The Stroke of Midnight

Stroke. Disoriented at church. Stroke. Lost on the way home. Stroke. “Will this happen to me again?”

December 31, 1999. The world held its breath, watching whether global computer systems would crash due to the 4-digit year problem. Meanwhile, my mother-in-law was transported from her small county hospital to a larger medical center. The computers were fine. She was not. She’d had a stroke, also known as a Cerebral Vascular Accident, or CVA.

At age 87, she insisted she would go to New Year’s Eve mass at the same church she’d attended all her life. My father-in-law wasn’t feeling well enough to go, but well enough that she could leave him alone at home for a couple hours. Later we heard from others that she hadn’t taken communion at church. It was a noticeable omission.

She headed for home afterward. She was a good driver, and I never felt unsafe when she drove. But she got lost traveling the same route she’d driven for more than 20 years, since they’d moved into town. Stopping in front of a shed on the dark country road, she tried to get in, but it was locked. Confused, she set out along the edge of the cornfield in the cold night air. It was not frigid. There was no snow. We do not take this for granted in the Midwest, this time of year.

In a rural area, people notice the out-of-place, and someone noticed her car parked where no car should be parked. Dispatch to the county sheriff, license plate number reported, was overheard on scanner by one of her sons. A grandson was called by someone else. Forces were activated; she was found.

We were able to see her the next day as she spoke with a doctor. She asked, “Will this happen to me again?” The doctor told her there was no way to predict it, but the fact she was lucid enough to ask the question was encouraging. His prognosis for her recovery was optimistic.

Discharged to the nursing home back in her own county, she recovered substantially as the doctor predicted. There were a lot of problems, though, including physical and mental ones. She recognized family and friends, remembering events from long ago, though not recent ones. The brain attack had left her with aphasia, the inability to fully understand or express speech. Conversations with family members went on, but the aphasia always made us wonder if she understood more than she could convey. Her physical needs were too complex to care for her in her own little house. She never lived there again.

February 2000

At the time the photo above was taken, she and her husband had been married more than 66 years. She was well enough in the spring to enjoy the wedding shower for a beloved granddaughter, hosted in the family room at the nursing home. But over the next five years, we lost her, pieces at a time. While at first she had good facial recognition, it wasn’t long before she only could say my name if someone else said it first. That made me a little sad, but I was heartened that she always knew my son’s name, always until the last time she called it, mistaking him for one of her own sons.

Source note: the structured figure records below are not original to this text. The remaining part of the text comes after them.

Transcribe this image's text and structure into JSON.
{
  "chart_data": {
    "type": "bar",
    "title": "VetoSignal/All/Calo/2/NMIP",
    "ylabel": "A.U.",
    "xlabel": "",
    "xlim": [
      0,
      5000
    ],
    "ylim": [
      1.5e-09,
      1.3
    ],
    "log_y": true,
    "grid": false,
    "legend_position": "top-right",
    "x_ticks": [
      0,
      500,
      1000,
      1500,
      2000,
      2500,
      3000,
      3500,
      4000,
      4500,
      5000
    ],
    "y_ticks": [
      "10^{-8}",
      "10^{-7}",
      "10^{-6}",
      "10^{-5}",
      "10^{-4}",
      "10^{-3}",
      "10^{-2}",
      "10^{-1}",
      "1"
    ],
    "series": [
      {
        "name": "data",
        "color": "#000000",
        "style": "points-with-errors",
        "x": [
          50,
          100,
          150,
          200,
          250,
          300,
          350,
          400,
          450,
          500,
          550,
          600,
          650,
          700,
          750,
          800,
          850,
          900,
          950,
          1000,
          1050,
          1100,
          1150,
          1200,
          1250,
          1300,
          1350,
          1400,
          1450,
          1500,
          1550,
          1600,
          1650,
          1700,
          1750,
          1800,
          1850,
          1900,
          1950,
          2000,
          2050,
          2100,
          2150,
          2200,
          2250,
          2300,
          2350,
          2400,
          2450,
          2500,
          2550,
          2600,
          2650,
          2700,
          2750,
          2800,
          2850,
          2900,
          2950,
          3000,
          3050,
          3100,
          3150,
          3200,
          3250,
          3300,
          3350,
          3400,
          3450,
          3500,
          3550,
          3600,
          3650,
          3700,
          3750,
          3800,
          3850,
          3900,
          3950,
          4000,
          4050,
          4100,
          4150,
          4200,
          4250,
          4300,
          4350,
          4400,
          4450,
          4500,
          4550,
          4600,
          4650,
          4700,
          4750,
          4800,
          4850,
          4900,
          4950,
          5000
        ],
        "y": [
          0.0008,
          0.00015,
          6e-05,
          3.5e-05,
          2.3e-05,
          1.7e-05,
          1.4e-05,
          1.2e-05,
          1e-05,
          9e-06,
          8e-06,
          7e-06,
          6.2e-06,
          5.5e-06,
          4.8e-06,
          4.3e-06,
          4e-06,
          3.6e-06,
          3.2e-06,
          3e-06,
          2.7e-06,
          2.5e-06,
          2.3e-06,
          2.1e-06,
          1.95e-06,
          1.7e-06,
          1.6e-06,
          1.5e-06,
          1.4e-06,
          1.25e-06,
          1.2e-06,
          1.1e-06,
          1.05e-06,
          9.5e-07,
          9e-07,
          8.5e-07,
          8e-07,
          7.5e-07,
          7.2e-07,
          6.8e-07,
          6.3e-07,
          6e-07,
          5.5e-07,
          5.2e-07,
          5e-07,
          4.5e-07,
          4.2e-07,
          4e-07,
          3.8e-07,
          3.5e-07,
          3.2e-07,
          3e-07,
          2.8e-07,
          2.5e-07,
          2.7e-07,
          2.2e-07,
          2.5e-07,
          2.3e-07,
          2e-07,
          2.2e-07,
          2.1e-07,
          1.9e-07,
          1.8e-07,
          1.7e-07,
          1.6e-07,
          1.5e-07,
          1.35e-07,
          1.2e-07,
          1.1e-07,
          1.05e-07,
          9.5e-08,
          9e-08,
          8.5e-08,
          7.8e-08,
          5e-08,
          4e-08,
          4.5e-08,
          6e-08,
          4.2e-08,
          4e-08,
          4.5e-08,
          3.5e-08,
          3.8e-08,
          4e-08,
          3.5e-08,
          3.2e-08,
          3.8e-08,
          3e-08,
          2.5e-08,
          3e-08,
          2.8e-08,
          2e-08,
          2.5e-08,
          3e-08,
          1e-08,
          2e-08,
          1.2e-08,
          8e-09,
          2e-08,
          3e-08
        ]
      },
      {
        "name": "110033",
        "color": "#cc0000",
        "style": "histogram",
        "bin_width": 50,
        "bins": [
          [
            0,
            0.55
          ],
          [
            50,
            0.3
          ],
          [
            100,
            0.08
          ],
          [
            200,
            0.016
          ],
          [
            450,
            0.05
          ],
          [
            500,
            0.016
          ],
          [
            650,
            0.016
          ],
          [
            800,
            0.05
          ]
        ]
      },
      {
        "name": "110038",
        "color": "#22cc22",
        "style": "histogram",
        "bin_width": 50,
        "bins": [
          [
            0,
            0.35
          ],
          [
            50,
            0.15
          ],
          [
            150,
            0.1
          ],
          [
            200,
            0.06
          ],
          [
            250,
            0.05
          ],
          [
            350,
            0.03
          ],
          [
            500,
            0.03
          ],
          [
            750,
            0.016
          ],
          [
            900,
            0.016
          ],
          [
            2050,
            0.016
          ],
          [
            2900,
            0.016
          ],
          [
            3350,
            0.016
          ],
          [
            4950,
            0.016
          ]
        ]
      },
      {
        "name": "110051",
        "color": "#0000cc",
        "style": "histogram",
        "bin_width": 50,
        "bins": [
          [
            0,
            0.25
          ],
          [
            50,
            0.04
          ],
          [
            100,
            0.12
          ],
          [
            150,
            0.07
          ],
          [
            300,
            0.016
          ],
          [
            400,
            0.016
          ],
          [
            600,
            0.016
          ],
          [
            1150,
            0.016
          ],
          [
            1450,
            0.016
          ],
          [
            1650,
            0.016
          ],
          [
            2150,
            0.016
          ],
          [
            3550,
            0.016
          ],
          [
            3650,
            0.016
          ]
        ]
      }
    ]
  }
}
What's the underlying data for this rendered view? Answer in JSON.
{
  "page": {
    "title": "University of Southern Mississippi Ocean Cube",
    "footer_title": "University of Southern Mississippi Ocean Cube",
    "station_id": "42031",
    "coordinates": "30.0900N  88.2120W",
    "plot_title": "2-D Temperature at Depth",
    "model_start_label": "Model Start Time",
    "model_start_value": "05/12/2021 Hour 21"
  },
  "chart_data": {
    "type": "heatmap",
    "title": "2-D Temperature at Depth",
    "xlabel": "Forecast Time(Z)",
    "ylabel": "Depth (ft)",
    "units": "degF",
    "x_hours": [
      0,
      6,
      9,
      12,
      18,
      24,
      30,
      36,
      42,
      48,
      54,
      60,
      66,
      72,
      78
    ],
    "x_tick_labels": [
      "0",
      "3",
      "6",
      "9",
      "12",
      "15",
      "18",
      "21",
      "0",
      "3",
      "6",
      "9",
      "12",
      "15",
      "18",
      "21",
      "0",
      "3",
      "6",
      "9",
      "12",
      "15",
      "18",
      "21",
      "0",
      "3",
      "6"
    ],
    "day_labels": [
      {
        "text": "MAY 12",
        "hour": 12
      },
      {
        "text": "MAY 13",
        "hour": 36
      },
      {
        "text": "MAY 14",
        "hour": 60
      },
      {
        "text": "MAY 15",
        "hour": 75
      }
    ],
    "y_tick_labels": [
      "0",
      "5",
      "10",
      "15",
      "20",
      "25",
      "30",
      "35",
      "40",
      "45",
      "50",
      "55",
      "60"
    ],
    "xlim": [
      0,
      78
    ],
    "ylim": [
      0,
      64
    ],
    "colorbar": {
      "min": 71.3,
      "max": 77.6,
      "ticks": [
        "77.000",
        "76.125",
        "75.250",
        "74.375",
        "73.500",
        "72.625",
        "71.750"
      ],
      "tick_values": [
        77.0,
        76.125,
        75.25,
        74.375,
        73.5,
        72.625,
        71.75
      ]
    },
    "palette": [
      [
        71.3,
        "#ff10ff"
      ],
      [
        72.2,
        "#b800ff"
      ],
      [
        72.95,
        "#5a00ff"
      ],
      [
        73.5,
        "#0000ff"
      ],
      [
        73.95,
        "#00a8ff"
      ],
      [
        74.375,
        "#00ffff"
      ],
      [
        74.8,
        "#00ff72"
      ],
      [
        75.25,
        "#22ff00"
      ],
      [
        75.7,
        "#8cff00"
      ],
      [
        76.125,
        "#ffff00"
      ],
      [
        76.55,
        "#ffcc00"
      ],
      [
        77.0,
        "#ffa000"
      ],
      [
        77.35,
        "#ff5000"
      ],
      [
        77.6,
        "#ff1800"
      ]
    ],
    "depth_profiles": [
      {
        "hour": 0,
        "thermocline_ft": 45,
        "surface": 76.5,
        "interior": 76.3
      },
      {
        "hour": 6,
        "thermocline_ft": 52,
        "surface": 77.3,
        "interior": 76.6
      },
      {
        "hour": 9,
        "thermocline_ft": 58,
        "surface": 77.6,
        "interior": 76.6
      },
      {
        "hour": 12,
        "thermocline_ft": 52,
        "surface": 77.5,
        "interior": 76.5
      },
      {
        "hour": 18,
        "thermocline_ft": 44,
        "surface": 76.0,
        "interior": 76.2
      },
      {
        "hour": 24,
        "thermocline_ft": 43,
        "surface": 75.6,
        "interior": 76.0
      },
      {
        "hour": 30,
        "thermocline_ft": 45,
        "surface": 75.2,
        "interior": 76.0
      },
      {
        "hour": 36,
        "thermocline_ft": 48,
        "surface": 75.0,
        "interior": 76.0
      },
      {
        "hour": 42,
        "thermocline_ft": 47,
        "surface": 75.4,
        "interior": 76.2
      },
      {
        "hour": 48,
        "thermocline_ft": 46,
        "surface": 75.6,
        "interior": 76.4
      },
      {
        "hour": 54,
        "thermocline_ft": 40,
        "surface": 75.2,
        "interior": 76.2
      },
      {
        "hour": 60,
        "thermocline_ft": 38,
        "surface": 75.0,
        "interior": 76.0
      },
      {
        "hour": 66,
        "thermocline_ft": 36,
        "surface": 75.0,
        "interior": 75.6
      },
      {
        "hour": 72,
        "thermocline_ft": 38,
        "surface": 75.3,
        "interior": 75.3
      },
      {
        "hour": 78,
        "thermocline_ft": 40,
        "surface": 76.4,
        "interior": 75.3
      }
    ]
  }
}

In May of 2005, her body gave in to its ongoing deterioration, and at age 93, she died. We miss her still, this remarkable woman who bore and reared nine healthy, fully functional children, who enjoyed without reservation all 21 of her grandchildren and many great-grandchildren, who accepted me into her family readily and lovingly. We miss her still.

Stroke. It can kill quickly or slowly. For the lucky ones, it is a temporary set-back. “Luck” often requires speed in diagnosis and treatment. We all need to know the signs of stroke and what to do if we suspect it.

To identify possible stroke in someone else, use the F.A.S.T. acronym.

Face: Ask the person to smile. Check to see if one side of the face droops.
Arms: Ask the person to raise both arms. See if one arm drifts downwards.
Speech: Ask the person to repeat a simple sentence. Check to see if the words are slurred and the sentence is repeated correctly.
Time: If the person exhibits any of these symptoms, time is essential. It is important to get to the hospital as quickly as possible. Call 9-1-1. Act FAST.

How can we prevent stroke? The National Institutes of Health provides stroke information that includes risk factors. These include
High blood pressure or hypertension
Cigarette smoking
Heart disease
Warning signs or history of TIA or stroke
Diabetes
Cholesterol imbalance
Physical inactivity or obesity

See your doctor for assessment of your risk.

A stroke is also known as a Cerebral Vascular Accident, but it is rarely an accident. The underlying conditions that contribute to risk may be present for years before a stroke. Know your risks and manage them where you can. Know the symptoms to help those around you, as well as yourself. Speed in diagnosis and treatment during or immediately after a stroke is essential.